We also consider a third scenario. Imagine instead that Congress raises taxes to cover Medicare's shortfalls through 2079 but then uses the new revenues to finance additional spending.
Such a scenario is not so unlikely. The same rationale led to the creation of the Social Security and HI trust funds, both of which are now empty but for special public-debt obligations that the government issued to replace the "surplus" money that it spent. If Congress were to pursue this course for Medicare, real GDP would be over $283 billion lower and almost 3.3 million jobs would have been lost by 2015.
Conclusion
Economist Laurence Kotlikoff estimates that U.S. payroll and income taxes would need to rise to almost 40 percent of wages to cover future retiree's promised health and pension benefits.[2] This would put the United States in the economic territory now occupied by continental Europe, whose countries have had far higher taxes on labor income for decades. Europe also provides a cautionary tale: its countries have experienced declines in employment rates, average hours worked, and GDP growth since the 1970s-outcomes that many economists, such as Nobel laureate Edward Prescott, attribute to higher taxes.[3] Kotlikoff estimates that the result of raising taxes to fund promised old-age benefits would be a 25 percent drop in the U.S. standard of living by 2030.
How Congress meets the long-term challenge of Medicare will have profound effects on the federal budget and the national economy. Simply raising taxes to pay for future Medicare benefits is strategy that comes with enormous costs, in terms of forgone economic growth and jobs. Choosing to raise taxes would be very damaging.
Tracy L. Foertsch, Ph.D., is a Senior Policy Analyst in the Center for Data Analysis at The Heritage Foundation, and Joseph R. Antos, Ph.D., is the Wilson H. Taylor Scholar in Health Care and Retirement Policy at the American Enterprise Institute.
[1] For complete methodology and results, see Tracy L. Foertsch, Ph.D., and Joseph R. Antos, Ph.D., "The Economic and Fiscal Effects of Financing Medicare's Unfunded Liabilities," Heritage Foundation CDA Report No. 05-06, October 11, 2005. The Global Insight model is frequently used by private-sector and government economists to estimate how changes in government spending and tax policy are likely to impact the general economy. The methodologies, assumptions, conclusions, and opinions in this memo are entirely the work of Heritage Foundation analysts. They have not been endorsed by, and do not necessarily reflect the views of, the owners of the Global Insight model.

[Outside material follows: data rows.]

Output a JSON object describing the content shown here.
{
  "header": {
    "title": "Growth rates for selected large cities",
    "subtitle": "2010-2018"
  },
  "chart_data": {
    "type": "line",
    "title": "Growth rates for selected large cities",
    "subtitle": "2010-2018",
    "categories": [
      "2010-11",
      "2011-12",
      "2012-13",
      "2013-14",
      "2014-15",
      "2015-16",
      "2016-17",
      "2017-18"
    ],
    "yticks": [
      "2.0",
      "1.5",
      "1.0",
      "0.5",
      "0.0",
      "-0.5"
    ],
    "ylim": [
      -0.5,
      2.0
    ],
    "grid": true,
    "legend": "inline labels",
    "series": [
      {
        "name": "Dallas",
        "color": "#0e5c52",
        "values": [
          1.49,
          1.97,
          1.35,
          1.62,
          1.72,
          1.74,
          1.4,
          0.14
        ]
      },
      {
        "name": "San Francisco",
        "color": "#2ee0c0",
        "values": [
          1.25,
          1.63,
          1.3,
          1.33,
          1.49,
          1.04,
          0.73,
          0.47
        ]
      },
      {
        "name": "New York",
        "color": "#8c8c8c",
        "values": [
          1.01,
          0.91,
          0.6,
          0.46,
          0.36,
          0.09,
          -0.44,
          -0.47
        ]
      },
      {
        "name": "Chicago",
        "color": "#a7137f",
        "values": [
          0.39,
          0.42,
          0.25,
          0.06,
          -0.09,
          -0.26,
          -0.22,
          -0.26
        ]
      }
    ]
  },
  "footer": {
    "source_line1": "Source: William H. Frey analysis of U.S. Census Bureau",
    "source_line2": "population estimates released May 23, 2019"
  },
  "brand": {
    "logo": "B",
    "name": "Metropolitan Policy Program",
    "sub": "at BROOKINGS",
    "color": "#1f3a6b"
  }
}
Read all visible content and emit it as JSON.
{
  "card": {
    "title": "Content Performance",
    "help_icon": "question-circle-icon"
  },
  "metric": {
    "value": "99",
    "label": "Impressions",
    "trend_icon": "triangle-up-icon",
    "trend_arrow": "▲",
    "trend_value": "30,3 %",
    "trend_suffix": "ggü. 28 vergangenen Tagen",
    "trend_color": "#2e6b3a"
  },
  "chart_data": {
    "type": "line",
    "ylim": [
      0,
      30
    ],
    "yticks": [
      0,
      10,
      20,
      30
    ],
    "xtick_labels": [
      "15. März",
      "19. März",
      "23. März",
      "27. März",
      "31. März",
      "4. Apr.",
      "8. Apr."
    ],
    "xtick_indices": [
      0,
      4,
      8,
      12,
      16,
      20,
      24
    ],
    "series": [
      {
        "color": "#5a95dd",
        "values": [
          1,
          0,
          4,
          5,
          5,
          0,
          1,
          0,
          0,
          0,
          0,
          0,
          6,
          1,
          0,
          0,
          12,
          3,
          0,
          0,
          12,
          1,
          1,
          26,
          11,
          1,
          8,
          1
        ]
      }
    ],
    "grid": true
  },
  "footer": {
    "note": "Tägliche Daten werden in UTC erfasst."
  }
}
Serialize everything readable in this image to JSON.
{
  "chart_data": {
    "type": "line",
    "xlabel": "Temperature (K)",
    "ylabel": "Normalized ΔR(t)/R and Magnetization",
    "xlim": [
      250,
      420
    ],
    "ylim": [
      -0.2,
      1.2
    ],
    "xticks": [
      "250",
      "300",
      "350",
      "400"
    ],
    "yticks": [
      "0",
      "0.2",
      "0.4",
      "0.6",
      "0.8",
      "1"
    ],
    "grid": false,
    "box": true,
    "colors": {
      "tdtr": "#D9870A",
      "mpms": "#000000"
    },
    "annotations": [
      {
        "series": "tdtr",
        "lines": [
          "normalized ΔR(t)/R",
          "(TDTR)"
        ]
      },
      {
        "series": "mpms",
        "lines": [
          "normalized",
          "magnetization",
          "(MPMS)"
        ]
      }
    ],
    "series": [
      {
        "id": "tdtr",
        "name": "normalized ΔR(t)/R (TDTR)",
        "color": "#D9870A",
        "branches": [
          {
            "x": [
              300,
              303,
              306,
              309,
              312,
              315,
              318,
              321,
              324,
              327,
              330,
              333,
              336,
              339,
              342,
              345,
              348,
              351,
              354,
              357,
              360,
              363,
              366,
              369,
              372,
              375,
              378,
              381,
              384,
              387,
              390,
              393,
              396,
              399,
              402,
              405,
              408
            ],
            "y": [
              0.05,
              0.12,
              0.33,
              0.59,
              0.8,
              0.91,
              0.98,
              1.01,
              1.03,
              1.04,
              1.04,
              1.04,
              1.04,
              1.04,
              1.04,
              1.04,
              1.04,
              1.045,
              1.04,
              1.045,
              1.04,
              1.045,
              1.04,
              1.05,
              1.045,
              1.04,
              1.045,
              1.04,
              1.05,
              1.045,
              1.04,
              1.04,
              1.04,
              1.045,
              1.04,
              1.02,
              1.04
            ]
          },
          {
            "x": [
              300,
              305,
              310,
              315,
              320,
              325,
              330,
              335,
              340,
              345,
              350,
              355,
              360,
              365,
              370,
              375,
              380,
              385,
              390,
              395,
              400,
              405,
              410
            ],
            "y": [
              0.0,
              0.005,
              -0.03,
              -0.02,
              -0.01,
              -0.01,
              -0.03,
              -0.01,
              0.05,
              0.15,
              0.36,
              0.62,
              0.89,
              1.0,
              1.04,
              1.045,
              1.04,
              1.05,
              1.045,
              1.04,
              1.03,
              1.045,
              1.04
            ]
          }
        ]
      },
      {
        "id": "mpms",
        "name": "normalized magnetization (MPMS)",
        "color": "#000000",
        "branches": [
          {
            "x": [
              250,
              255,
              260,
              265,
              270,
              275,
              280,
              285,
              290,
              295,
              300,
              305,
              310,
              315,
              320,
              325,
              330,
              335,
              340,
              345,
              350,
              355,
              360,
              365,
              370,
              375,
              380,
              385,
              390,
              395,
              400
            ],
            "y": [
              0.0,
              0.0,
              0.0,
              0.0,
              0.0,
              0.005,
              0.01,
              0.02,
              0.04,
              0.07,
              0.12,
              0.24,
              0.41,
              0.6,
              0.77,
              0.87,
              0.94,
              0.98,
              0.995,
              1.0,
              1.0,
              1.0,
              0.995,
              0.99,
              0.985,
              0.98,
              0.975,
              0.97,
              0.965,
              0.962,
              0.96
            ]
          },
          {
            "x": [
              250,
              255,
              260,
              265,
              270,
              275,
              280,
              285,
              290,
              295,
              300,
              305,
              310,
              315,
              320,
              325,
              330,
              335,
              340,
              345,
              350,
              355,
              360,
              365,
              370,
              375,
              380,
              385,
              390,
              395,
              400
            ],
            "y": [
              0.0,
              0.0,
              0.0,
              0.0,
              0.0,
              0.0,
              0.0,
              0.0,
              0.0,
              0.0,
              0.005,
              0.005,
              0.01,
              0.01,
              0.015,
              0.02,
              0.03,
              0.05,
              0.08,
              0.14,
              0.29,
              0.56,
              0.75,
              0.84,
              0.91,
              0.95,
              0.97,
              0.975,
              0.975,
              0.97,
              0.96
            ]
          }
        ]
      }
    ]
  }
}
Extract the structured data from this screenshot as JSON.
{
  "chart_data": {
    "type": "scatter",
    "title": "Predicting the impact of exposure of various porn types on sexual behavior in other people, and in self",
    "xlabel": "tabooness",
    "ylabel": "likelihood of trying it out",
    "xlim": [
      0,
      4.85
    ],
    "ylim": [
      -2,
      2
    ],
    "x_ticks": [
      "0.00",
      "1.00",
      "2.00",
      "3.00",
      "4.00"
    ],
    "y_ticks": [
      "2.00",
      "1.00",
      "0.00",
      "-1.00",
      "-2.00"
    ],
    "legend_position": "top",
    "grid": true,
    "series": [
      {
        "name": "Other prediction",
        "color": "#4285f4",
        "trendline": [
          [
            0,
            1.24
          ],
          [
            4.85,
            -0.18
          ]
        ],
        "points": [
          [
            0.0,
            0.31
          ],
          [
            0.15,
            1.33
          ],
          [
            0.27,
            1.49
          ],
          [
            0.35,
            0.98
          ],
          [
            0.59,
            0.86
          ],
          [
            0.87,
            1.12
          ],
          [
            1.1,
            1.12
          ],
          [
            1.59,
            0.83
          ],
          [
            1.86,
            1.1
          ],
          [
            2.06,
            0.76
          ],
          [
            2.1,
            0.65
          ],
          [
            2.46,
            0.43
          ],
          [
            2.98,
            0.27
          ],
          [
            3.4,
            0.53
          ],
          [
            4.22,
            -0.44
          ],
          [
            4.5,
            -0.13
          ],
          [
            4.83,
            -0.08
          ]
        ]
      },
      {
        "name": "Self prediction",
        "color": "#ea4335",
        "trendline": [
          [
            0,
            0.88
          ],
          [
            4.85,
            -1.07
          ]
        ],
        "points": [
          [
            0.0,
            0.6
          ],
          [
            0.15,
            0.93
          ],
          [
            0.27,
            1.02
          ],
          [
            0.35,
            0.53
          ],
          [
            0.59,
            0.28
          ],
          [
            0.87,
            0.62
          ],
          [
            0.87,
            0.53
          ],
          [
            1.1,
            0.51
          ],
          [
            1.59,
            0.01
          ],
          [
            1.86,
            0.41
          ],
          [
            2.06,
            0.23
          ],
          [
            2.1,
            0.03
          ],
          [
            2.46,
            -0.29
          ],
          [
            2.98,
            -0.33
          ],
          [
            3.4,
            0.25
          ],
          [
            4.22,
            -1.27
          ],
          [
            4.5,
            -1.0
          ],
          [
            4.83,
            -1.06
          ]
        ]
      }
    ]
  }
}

[2] See Laurence Kotlikoff, Hans Fehr, and Sabine Jokisch, "Aging, the World Economy, and the Coming Generational Storm," National Center for Policy Analysis Policy Report No. 273, February 2005, at http://www.ncpa.org/pub/st/st273.
[3] See Edward Prescott, 'Why do Americans Work So Much More Than Europeans?," National Bureau of Economic Research Working Paper No. 10316, February 2004.